Persistent Müllerian duct syndrome (PMDS) is the presence of Müllerian duct derivatives (fallopian tubes, uterus, and/or the upper part of the vagina) in what would be considered a genetically and otherwise physically normal male. In humans, PMDS typically is due to an autosomal recessive congenital disorder and is considered by some to be a form of pseudohermaphroditism due to the presence of Müllerian derivatives. PMDS can also present in non-human animals.
Typical features include undescended testes (cryptorchidism) and the presence of a small, underdeveloped uterus in an XY infant or adult. This condition is usually caused by deficiency of fetal anti-Müllerian hormone (AMH) effect due to mutations of the gene for AMH or the anti-Müllerian hormone receptor, but may also be as a result of insensitivity to AMH of the target organ. as well as inguinal hernias. Adults who have been oblivious to this condition may present with hematuria, which is when blood appears in urine because of hormonal imbalances. PMDS Type I is also referred to as hernia uteri inguinalis, which exhibits one descended testis that has also pulled the fallopian tube, and sometimes uterus, through the inguinal canal. With the AMHR2 gene mutation (PMDS Type 2), the AMHR2 is either not produced, produced in deficient amounts, defective, or the Müllerian ducts manifested a resistance to AMH.
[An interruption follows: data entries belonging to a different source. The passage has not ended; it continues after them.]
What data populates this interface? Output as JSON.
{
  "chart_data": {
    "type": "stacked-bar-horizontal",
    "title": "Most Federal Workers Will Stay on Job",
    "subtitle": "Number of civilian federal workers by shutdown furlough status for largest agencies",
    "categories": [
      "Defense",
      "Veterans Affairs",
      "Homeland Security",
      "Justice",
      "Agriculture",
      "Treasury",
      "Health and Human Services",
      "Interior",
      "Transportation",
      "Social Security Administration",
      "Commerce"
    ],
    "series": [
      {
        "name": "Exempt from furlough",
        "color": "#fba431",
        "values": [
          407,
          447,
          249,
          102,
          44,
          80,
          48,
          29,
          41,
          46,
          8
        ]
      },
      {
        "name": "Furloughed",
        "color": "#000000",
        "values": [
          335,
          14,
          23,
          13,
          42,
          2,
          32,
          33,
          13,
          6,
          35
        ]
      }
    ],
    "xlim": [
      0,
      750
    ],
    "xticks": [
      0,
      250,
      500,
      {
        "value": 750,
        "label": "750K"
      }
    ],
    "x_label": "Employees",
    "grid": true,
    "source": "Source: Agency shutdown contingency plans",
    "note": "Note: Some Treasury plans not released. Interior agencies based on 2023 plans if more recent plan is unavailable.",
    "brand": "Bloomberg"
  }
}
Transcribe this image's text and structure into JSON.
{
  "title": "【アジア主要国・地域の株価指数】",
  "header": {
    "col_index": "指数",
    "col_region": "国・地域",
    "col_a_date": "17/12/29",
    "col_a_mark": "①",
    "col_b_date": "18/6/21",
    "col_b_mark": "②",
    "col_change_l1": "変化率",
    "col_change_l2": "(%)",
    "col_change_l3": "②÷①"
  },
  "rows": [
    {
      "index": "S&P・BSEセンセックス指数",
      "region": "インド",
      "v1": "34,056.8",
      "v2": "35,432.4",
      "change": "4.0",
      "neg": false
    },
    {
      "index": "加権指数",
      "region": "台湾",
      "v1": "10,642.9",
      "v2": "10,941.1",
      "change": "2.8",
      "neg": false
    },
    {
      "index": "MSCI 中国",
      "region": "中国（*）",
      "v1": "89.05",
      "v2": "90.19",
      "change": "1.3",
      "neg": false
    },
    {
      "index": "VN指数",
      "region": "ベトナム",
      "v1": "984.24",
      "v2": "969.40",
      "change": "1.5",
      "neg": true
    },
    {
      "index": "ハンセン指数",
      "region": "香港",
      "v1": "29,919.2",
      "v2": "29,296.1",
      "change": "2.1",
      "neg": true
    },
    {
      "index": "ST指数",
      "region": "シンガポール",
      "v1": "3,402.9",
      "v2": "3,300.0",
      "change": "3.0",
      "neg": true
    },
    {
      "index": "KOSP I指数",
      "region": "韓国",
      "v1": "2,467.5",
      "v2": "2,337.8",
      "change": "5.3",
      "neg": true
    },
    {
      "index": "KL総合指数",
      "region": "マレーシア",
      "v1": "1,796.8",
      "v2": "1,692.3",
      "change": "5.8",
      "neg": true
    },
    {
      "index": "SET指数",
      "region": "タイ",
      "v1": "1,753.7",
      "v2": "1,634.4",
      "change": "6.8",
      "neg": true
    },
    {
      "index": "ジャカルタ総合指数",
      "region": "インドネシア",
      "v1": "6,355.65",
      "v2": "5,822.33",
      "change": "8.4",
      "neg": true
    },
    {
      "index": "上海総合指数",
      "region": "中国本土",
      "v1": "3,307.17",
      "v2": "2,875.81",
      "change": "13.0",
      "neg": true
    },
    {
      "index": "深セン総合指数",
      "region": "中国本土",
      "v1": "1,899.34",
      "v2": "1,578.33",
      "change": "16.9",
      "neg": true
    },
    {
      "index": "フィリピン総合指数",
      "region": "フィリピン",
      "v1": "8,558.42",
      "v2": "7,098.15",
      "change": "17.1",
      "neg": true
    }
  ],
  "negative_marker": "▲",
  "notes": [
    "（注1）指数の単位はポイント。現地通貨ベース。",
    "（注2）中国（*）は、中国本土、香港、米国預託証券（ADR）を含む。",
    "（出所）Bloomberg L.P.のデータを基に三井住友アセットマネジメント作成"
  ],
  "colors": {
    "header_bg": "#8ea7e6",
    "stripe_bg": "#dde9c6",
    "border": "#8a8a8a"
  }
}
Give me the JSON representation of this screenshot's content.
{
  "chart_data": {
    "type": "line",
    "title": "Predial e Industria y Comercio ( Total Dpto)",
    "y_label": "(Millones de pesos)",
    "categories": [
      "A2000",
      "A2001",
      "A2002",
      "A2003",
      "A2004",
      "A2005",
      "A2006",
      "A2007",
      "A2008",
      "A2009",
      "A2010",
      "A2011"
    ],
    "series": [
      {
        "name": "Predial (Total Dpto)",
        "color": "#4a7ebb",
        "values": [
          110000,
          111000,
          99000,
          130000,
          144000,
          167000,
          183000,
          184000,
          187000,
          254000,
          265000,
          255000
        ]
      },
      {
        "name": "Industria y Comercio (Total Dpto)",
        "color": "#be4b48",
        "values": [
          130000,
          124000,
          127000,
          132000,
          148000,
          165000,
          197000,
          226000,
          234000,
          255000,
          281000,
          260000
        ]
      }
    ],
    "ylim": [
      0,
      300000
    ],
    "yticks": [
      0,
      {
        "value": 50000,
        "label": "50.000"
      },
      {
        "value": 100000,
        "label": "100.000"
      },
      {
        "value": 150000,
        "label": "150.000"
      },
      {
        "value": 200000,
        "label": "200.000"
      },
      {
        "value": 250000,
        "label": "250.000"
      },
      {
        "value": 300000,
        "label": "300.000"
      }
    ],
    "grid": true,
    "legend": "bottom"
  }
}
The condition occurs in males and consists of normal-functioning reproductive organs and gonads, but also female reproductive organs such as the uterus and the fallopian tubes. The fetus has two sets of tubes which give rise to accessory reproductive organs - the (Wolffian) mesonephric ducts and the (Müllerian) paramesonephric ducts. Usually, the Wolffian duct gives rise to male reproductive organs (specifically the testicle, epididymis and vas deferens) while the Müllerian to female (the fallopian tubes, the uterus and the vagina), while the other duct regresses. In PMDS, an abnormality in the anti-Müllerian hormone signaling pathway causes the in-males-redundant Müllerian duct to persist and give rise to variously developed female reproductive organs.
PMDS has various causes related to AMH or receptor abnormalities. For example, AMH has failed to synthesize, failed to release or was secreted at the wrong time. Normally, both the Müllerian and Wolffian ducts are present during the 7th week of gestation. At approximately the end of the 7th and the beginning of the 8th week of gestation, the Sertoli cell's secretion of AMH occurs, causing male sex differentiation during fetal development. PMDS is usually coincidentally found during surgery for inguinal hernia, or when searching for adult male infertility causes.
Other diagnostic tests
Genetic
Another method for the confirmation of PMDS is genetic testing. PMDS patients display low levels of AMH within the serum, and low levels of testosterone. The Müllerian structures and cryptorchidism can also develop into cancer, although rare. If PMDS is found during adulthood, or if Müllerian structures had to be left behind due to risks in surgery, biopsies of the remaining Müllerian structures can be performed. Upon pathohistological observation, the endometrial tissues appear atrophied, and the fallopian tubes have begun to congest showing signs of fibrosis.